Neither of them spoke, the silence broken when a flock of birds took flight. Wings flapped furiously, mimicking the rapid beating of his heart.
Since their first coupling—had it really only been a little over a week since they’d married?
—something had changed between them. At first, their union had been merely physical.
Anne’s response to him was both unexpected and glorious and only increased his desire for her, which was no small measure to begin with.
Seductive voices whispered that his ability to pleasure her sexually meant he wasn’t a failure—at least not in the bedroom—and he took great personal satisfaction each time she climaxed.
But as they explored each other’s bodies, as he learned how she whimpered when he kissed the one particular spot under her ear, how she pulsed around him speeding his climax, or how, in the heat of passion, she enjoyed when he whispered naughty things to her, he found himself more and more under her spell.
Pleasing her was no longer a validation of his own worth, but simply because he wished to please her.
Even outside the bedroom, he found himself eager to see her when he’d finished with work in his study, to listen to her plans to redecorate a few of the rooms, to hear her endless chatter during supper, especially when she’d say things aloud she’d meant to keep silent.
Something had shifted in him.
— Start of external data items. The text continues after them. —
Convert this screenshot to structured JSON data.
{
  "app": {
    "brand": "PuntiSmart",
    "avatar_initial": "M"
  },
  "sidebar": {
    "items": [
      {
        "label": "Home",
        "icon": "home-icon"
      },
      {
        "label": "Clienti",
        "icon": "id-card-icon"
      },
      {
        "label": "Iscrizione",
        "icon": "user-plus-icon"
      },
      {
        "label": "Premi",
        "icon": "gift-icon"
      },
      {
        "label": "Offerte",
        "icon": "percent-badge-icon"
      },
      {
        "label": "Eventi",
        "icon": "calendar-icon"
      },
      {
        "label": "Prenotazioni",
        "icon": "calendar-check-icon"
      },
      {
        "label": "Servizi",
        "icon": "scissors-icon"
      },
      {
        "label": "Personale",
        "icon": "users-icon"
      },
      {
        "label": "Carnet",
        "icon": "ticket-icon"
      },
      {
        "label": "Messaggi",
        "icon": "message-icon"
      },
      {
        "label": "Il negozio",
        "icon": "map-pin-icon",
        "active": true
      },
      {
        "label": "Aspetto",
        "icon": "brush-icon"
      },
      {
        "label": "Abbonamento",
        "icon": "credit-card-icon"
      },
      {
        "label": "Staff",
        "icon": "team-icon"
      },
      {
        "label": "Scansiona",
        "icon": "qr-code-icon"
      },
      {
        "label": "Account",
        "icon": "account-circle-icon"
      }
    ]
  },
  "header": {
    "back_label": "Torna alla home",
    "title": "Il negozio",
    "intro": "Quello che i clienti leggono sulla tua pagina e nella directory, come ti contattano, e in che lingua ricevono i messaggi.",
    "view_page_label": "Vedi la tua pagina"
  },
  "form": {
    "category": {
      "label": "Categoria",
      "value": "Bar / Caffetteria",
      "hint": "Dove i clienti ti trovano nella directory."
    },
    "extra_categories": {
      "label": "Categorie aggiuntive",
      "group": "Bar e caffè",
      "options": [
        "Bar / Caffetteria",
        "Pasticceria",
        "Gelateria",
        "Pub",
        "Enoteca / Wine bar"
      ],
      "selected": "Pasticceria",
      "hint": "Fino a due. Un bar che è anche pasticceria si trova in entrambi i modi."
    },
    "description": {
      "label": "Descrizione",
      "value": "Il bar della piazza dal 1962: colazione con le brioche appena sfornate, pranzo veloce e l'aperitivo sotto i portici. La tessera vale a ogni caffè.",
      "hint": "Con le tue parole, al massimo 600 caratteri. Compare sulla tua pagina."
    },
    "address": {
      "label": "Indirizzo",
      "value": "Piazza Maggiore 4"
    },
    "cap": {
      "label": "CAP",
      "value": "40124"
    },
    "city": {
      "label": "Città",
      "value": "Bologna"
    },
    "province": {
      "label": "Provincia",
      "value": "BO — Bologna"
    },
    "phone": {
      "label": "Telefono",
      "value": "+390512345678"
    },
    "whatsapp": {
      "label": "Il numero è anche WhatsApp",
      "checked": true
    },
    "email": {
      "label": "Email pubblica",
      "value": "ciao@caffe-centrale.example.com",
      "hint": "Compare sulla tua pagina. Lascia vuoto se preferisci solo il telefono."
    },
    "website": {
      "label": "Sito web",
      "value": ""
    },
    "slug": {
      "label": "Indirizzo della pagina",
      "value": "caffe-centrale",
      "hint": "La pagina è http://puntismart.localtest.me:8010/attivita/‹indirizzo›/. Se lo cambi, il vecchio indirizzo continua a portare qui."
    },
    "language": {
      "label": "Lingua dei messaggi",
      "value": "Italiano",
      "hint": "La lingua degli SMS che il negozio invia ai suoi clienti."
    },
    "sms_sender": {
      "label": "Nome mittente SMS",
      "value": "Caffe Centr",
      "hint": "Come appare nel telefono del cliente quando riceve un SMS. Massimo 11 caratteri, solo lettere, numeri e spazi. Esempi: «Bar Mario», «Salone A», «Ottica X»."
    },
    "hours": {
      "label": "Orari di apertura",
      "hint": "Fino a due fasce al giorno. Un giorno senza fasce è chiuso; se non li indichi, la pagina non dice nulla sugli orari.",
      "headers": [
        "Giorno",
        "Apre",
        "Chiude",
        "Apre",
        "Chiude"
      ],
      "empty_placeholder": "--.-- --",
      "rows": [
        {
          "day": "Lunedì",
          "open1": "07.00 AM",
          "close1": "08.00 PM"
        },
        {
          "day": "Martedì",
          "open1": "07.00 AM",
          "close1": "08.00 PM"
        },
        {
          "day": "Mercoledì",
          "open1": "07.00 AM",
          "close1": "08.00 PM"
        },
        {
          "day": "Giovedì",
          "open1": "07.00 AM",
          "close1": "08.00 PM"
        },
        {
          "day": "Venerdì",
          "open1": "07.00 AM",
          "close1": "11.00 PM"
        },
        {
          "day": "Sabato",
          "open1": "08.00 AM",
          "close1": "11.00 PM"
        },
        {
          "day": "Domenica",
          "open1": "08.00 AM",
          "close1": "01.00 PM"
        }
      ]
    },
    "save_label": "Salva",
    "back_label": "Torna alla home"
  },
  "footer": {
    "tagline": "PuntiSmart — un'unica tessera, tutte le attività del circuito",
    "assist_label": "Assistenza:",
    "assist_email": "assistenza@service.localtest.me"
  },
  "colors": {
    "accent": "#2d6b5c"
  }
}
Gradually, perhaps. He couldn’t say. He only knew the truth of it in that moment. His attraction to her was no longer just physical but something deeper, something purer, something . . . ineffable.
The word teased his mind, dancing around just out of reach, driving him mad.
As a man of action, maybe if he examined what the feeling encouraged him to do, he could name it. What was it?
He gazed down at Anne snuggled in his arms, and he had an overwhelming desire to see her smile. To make her happy. To protect her, defend her. Pamper her.
From the first moment when she’d startled him on the terrace of Hartridge House, she’d bewitched him. First in body and now, in soul.
Like a child peeking out from behind their hiding place, the word made itself be known.
Love?
No. It couldn’t be. It seemed ludicrous. How could he love this woman he’d known less than a month?
He wasn’t incapable of love. He loved his parents, even as strict and demanding as his father was. Perhaps respected was a more accurate word. He loved Honoria and the girls. But that was fraternal and paternal love.
But romantic love? What was that even like? He’d cared for Margery. He wasn’t sure romantic love had ever crossed his mind during their marriage. They’d certainly never said those words to each other.
As he stared into Anne’s blue eyes, his heart ached, and far from being painful, it was sweet. She not only satisfied him physically, she completed him, as if a piece of his heart had been missing and she’d just reinserted it.
A gentle breeze drifted in from the surrounding water and cooled their naked bodies dotted with perspiration from their shared passion. The air around them held a buoyant sort of wonder. The realization swept over him like a sudden tide then hit him hard, right in his aching heart.
He loved her.
He felt it. Knew it. Deeply, down to his bones. This was what being in love was like.
Joyous.
Chaotic.
Confusing.
Frightening.
What if she couldn’t love him back? What if in confessing it, he exposed too much of his real self and Anne rejected him?
Much like Anne’s unwilling utterances, if he said it out loud, it would become real. Something he couldn’t deny, even to himself. And facing another failure in his life was too great a risk. He would wait and keep it to himself.
A secret more dangerous than the hidden passages in his home.